Живой пример — страница 70 из 85

Ответ. Да, профессор Гайтанидес находится в числе арестованных.

Вопрос. Мы хотим лишь удостовериться, верно ли, что личные мотивы послужили толчком для вашего решения?

Ответ. Такие решения, как мое, всегда имеют несколько побудительных мотивов.

Вопрос. Государственный переворот, происшедший в соответствии с натовским планом «Прометей», увенчался победой новых властителей страны. Насколько уверенно они себя чувствуют, видно хотя бы из того, что они выпустили из тюрем значительную часть заключенных. Если со следующей партией вернется домой ваш коллега Виктор Гайтанидес, прекратите ли вы свое добровольное заточение?

Ответ. К сожалению, я не могу ответить на этот вопрос.

Вопрос. Не поясните ли вы причину своего отказа?

Ответ. Я надеюсь, вы сами знаете, в каких случаях намеки недопустимы. А ваш вопрос содержит намек.

Вопрос. Не считаете ли вы, что когда ученый вашего масштаба решается на подобный шаг, то все приобретает интерес, даже личные отношения?

Ответ. Вы никогда не убедите меня в том, что общественность испытывает интерес к моей личной жизни. Это вы, именно вы, подстрекаете ее проявить любопытство к этим обстоятельствам.

Вопрос. Нам известно, что вы и профессор Гайтанидес друзья юности. Мы знаем также, что ваши научные карьеры складывались одинаково. Предположим, что профессор Гайтанидес был бы единственным ученым, арестованным нынешними правителями. Явилось бы это достаточным основанием для вашего протеста?

Ответ. Да, это было бы для меня достаточным основанием.

Вопрос. В этом случае чью судьбу вы желали бы разделить — судьбу друга юности или судьбу ученого-коллеги, который, как мы знаем, работает с вами в одной и той же области?

Ответ. Вы задаете гипотетические вопросы, а требуете, чтобы я давала конкретные ответы. Я не считаю, что должна перед вами оправдываться в принятом мною решении.

Вопрос. Но вы ведь не сомневаетесь в том, что мы стараемся лишь прояснить подспудные причины вашего поступка, сделать его понятным?

Ответ. Прояснить причины для вас явно значит скомпрометировать вашего собеседника. Вопросы, которым вы отдаете предпочтение, подтверждают мне это.

Вопрос. Значит, вы отказываете читателям в праве узнать все?

Ответ. Ваши читатели всего не узнают. Вы их обманываете, уверяя, будто они все узнают благодаря тому, что вы публично оклевещете своего собеседника или доведете его до того, что он сам себя разоблачит. Припомните свои вопросы. О чем они свидетельствуют? Об унылом высокомерии. Вы пытаетесь дискредитировать мое решение.

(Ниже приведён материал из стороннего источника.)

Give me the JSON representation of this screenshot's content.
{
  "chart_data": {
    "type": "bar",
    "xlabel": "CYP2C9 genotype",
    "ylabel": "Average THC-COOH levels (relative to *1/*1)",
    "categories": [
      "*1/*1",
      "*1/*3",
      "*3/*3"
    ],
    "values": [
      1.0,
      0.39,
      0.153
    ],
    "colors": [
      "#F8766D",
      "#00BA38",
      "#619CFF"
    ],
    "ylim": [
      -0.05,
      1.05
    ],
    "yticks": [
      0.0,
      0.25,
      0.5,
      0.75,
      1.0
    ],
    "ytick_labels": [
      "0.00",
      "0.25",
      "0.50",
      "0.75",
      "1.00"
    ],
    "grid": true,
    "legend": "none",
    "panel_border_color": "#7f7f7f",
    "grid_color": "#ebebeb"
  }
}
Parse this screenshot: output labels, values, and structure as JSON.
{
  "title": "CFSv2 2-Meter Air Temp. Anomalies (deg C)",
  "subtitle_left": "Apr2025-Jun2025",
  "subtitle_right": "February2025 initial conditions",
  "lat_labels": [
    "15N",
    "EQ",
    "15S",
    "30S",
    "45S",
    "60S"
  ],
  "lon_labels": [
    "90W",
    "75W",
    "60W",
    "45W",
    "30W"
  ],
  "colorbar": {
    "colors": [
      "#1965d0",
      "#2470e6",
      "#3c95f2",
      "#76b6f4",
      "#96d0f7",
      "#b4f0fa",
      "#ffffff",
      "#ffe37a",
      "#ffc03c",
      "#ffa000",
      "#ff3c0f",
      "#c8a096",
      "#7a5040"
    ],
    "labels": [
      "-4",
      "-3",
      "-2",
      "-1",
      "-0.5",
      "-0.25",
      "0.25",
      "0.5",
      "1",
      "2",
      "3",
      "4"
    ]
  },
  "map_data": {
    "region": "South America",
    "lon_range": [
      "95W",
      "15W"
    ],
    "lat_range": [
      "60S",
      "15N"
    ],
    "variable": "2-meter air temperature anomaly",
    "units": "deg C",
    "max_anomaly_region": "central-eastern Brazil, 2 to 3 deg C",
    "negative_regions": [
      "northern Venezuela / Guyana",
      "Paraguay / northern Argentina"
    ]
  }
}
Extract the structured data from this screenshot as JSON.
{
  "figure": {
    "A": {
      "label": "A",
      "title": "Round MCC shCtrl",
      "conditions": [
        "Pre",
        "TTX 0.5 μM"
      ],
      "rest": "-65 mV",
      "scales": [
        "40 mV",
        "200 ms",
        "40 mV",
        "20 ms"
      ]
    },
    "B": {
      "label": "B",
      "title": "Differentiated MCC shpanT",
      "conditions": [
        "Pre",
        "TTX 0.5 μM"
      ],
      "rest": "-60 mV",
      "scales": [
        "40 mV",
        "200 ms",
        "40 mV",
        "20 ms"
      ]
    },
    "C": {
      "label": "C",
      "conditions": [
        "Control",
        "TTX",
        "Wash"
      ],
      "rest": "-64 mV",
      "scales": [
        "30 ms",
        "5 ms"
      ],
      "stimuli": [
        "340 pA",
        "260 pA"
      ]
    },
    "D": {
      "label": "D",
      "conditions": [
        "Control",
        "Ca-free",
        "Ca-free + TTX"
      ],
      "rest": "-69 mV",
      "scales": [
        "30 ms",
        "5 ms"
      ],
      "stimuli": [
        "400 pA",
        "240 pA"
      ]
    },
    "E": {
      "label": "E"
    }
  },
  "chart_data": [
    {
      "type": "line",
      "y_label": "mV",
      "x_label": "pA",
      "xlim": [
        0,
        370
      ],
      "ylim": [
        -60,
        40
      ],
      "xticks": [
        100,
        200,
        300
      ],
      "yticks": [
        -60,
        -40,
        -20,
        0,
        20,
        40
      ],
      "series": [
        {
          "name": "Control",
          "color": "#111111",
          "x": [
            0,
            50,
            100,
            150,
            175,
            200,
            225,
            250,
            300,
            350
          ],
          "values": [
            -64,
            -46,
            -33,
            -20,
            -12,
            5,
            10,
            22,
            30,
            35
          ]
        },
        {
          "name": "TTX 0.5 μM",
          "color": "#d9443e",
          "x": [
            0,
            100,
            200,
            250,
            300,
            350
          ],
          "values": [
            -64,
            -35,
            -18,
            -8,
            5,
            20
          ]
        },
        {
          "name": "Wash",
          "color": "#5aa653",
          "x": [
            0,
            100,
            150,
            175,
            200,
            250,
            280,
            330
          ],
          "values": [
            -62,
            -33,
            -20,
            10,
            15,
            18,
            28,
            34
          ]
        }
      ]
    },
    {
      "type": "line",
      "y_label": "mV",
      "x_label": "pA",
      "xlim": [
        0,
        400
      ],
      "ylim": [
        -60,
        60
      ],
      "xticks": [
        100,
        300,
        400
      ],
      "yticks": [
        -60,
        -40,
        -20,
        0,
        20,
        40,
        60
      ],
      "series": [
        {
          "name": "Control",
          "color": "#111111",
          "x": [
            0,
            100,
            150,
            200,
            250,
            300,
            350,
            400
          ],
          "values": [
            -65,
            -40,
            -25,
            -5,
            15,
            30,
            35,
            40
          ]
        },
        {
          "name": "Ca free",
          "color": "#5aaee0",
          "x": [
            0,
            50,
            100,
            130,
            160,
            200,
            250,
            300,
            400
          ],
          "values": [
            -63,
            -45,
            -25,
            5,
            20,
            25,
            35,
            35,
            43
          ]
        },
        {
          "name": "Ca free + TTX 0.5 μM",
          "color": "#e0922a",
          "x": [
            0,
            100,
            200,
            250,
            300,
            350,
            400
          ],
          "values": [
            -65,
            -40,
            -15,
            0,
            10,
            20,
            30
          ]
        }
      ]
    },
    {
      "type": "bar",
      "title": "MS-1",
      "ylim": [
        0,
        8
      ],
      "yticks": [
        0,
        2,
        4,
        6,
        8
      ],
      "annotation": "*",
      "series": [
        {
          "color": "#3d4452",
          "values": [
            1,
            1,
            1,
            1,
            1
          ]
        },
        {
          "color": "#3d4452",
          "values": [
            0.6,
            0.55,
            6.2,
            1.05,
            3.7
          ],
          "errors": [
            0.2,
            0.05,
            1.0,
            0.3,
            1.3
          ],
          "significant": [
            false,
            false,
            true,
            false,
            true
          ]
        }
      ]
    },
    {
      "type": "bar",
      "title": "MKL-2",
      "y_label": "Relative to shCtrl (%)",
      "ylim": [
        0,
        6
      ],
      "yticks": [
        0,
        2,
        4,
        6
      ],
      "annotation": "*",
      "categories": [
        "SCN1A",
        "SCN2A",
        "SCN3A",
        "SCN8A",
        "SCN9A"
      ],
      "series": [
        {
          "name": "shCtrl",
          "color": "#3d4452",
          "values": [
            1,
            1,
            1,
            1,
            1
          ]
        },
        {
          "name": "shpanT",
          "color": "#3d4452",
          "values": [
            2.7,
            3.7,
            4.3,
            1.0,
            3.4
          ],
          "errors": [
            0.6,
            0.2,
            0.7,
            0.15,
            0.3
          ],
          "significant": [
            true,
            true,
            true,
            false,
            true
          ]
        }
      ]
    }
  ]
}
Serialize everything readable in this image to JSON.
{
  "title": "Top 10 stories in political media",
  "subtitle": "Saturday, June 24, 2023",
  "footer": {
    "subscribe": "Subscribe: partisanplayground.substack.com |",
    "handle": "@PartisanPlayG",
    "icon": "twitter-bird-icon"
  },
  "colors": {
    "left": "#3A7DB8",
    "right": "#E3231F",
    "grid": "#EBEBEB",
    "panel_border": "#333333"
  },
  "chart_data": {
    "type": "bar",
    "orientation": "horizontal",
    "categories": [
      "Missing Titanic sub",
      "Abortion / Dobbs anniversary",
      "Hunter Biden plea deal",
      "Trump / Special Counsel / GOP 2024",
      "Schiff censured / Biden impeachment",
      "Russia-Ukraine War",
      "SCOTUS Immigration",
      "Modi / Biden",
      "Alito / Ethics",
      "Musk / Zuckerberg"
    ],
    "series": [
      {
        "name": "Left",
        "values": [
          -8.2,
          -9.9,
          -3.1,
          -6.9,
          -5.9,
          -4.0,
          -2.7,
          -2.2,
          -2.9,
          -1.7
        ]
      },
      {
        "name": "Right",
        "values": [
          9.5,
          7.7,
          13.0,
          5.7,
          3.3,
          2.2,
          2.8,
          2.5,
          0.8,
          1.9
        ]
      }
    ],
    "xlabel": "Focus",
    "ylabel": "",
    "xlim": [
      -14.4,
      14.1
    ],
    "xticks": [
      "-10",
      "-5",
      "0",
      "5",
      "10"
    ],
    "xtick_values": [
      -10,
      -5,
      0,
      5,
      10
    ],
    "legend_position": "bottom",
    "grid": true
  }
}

Вопрос. Мы просим нас извинить, если у вас создалось такое впечатление. Значит, вы не разделяете нашего мнения, что читатель имеет право узнать нечто большее, чем внешняя сторона факта?

Ответ. Сомневаюсь, узнают ли ваши читатели больше, оттого что вы с самого начала не только развенчиваете мое личное решение, но и пытаетесь заронить в читателях подозрение: глядите-ка, вот что, мол, за этим стоит, понимайте, как хотите. Вы выискиваете темные связи, напоминаете о щекотливых обстоятельствах. Все ваши вопросы содержат в себе предвзятые суждения. Неужели вы этого не замечаете или уже и вправду перестали замечать? Все то, что нельзя разоблачить, осудить, высмеять, в чем нет сомнительного привкуса, видимо, просто не принимается вами в расчет.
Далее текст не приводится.